Giyu jelas tidak mempunyai sepatu pantofel, Giyu bilang bentuknya aneh terlalu formal dan mengkilap, seperti sepatu lama saja padahal memang iya. Lantas, ini sepatu siapa? Sanemi terbawa emosi dengan begitu cepat, merasa terkhianati. Jari-jari Sanemi bergerak meraih handphone yang berada di kantong celananya, menekan nomor yang sangat bisa diandalkan kala ia kesusahan.

"Carikan informasi dimana dia tinggal sekarang, Obanai."

••••••••

Giyu terbangun dari tidur lelapnya, merasa terganggu dengan bunyi-bunyi yang berasal dari luar kamarnya. Ia membuka pintu, mengamati sekitar, terlihat Sabito yang sudah lengkap dengan tag nama dan jas putih khas dokternya. Giyu memantau Sabito, pria itu sedang berkaca, merapihkan kemeranya sembari mengancingkan jas putihnya. "Bito mau kerja?"

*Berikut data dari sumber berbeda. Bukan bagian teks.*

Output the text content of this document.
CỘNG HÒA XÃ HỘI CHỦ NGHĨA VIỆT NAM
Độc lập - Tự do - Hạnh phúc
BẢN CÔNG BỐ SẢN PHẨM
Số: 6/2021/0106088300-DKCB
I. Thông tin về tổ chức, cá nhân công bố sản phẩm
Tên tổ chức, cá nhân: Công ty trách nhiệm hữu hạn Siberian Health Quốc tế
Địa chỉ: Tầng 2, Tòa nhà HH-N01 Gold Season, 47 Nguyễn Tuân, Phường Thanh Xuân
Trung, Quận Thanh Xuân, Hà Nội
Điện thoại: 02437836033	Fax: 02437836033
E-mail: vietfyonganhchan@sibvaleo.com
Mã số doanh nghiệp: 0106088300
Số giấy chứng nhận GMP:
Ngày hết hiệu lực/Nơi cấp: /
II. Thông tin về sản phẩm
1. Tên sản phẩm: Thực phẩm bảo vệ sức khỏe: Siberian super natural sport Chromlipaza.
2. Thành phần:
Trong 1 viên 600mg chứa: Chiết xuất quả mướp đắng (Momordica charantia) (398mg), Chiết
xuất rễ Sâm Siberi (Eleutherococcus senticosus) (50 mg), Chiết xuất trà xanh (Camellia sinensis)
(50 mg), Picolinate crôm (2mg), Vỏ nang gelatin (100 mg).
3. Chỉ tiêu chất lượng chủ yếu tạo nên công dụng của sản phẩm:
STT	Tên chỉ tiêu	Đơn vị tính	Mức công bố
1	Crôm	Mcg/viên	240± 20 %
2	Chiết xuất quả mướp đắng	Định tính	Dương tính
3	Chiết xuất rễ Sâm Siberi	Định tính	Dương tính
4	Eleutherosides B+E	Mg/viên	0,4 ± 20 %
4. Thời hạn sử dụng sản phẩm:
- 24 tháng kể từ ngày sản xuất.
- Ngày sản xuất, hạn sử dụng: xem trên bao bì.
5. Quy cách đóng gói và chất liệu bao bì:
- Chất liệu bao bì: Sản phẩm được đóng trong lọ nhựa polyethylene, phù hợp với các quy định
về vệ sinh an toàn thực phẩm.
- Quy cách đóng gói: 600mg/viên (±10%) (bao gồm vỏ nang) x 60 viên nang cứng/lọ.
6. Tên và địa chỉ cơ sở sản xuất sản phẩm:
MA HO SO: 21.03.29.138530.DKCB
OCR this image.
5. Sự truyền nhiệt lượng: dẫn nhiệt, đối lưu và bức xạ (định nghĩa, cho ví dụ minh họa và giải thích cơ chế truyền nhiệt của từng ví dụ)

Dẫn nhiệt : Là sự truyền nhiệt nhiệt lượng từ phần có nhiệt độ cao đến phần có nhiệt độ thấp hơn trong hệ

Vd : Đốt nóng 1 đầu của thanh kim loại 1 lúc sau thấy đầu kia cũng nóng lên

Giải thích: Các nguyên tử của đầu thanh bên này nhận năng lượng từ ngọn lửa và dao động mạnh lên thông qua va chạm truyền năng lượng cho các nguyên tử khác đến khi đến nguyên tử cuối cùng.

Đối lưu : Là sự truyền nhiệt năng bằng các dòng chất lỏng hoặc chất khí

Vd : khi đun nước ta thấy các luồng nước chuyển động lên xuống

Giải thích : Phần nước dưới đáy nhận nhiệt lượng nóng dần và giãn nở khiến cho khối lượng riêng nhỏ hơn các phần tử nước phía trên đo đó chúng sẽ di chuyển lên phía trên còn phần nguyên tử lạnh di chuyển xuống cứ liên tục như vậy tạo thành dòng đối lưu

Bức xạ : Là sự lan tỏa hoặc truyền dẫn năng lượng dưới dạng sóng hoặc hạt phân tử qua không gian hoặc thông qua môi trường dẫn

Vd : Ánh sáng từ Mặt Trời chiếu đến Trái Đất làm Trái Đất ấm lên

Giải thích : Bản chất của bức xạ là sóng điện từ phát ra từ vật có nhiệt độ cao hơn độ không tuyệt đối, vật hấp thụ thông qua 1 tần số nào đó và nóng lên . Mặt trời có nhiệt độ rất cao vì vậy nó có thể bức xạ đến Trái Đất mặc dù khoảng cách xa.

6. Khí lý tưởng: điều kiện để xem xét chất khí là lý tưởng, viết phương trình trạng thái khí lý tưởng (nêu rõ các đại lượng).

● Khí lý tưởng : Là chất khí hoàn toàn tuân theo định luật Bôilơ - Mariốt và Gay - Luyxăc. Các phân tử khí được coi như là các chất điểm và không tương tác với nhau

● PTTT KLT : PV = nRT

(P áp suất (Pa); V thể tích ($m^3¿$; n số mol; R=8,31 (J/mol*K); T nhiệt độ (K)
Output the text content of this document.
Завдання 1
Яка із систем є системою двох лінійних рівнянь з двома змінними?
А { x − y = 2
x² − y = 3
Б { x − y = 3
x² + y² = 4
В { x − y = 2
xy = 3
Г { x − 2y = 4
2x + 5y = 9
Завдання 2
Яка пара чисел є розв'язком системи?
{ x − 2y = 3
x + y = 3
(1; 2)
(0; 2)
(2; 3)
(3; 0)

"Iya, Yu. Ada Shift pagi hari ini, nanti kalau mau sarapan tinggal ambil ya, gua tadi masak." Sabito melirik Giyu dari pantulannya di cermin. Sekilas bibirnya tersenyum, rambut Giyu naik semua ke atas, seperti baru saja tersambar petir. Sabito menghadap ke belakang, meraih sisir yang ada diatas meja lalu menyisir pelan rambut Giyu. "Mandi sana, jangan kayak gembel. Jelek banget lo begini" dapat Giyu dengar sayup tawa Sabito yang mulai mengilang dari pandangannya. Kaki pria tinggi itu berjalan meninggalkannya,

"Giyu, gua pergi dulu. Kalau ada apa-apa telepon ya.." Setelahnya pintu depan rumah Sabito tertutup, menyisakan Giyu sendirian. Bosan, adalah hal yang langsung ia rasakan kala Sabito pergi. Ia menghela nafas, lalu meraih handphonenya.

Kepalanya berfikir liar, apa sebaiknya ia pergi saja keluar? seperti berbelanja ke super market? atau mungkin mencari beberapa makanan yang bisa meredakan kebosanannya? terdengar seperti hal yang menyenangkan, untuk sesaat.

Phew! Lihatlah, tiga puluh menit berikutnya Giyu sudah bersiap dengan baju kodok bawahan roknya. Terlihat lucu, rambut biru gelap itu dihiasi dengan jepitan berwarna kuning bergambar bebek? atau mungkin ayam, entahlah. Giyu berkaca, sedikit memutar dirinya agar rok jeans itu mengembang. Dirinya tersenyum, bukan hanya roknya yang mengembang, perutnya juga ikut mengembang.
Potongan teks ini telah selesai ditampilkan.